Israelis, die sich dennoch in Gelassenheit üben, werden immer wieder von der Realität eingeholt. So erging es Diana aus Jerusalem: In fünf Tagen will die 28-Jährige heiraten. Gestern erfuhr sie, dass die Armee ihren Trauzeugen kurzfristig als Reservist zum Einsatz nach Gaza eingezogen hat. Ob er rechtzeitig zurückkommt oder sogar Kriegsopfer wird, ist ungewiss. Jeden Tag kann die Armee weitere Hochzeitsgäste abziehen.
Feiern? Aber bitte privat!
Auch in der Westbank liegen Freud und Leid in diesen Tagen eng beieinander. Nachdem Schulabgänger aus Bethlehem am vergangenen Dienstag die Ergebnisse ihrer Aufnahmeprüfungen für umliegende Universitäten erhalten hatten, waren Feuerwerke zu sehen, während Autokorsos hupend durch die Gegend fuhren. "Unglaublich", fasst eine israelische Journalistin die Reaktion eines palästinensischen Freundes zusammen. "Da findet gerade ein Massaker in Gaza statt und die Leute haben nichts Besseres zu tun, als Feuerwerke zu zünden." Feiern wäre grundsätzlich in Ordnung, aber bitte im privaten Rahmen.
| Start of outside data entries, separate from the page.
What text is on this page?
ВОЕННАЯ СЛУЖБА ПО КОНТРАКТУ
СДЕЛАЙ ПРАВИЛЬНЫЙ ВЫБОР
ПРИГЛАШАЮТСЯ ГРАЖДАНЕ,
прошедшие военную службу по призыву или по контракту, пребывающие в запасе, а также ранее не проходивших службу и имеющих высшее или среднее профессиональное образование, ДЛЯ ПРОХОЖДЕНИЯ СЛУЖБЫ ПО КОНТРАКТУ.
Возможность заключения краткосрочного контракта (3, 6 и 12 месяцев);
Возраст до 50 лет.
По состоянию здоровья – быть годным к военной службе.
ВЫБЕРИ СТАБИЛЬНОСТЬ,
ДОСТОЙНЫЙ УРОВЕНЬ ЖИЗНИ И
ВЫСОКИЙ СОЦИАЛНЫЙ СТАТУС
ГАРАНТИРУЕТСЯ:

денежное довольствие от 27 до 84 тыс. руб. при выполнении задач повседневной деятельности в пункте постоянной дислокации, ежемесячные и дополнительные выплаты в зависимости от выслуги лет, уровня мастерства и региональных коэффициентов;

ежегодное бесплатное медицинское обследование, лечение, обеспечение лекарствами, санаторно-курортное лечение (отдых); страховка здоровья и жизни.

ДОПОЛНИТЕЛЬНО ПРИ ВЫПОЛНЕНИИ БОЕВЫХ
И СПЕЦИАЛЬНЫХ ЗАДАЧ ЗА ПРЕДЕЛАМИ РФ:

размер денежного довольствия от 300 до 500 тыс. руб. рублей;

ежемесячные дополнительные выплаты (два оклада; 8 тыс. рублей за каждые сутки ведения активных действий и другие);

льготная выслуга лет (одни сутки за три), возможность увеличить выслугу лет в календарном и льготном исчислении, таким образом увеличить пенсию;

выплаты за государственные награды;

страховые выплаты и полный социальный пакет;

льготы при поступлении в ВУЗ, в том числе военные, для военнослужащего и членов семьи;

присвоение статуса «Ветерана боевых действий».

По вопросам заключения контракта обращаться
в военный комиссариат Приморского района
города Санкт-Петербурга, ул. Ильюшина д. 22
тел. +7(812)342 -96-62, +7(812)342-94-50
Sogar der ansonsten so ausgelassene Mahmoud aus Ramallah wirkt zurzeit ernst. Er bemüht sich gerade, Hilfsaktionen für seine "Brüder und Schwestern" auf die Beine zu stellen. "Ich bin Gaza" oder "#FürGaza" prangt auf den T-Shirts, die seine Freunde und er verkaufen, um Spenden zu sammeln. "Diese Kampagne", sagt Mahmoud, "soll unserem Volk in Gaza zeigen, dass wir ihnen zur Seite stehen".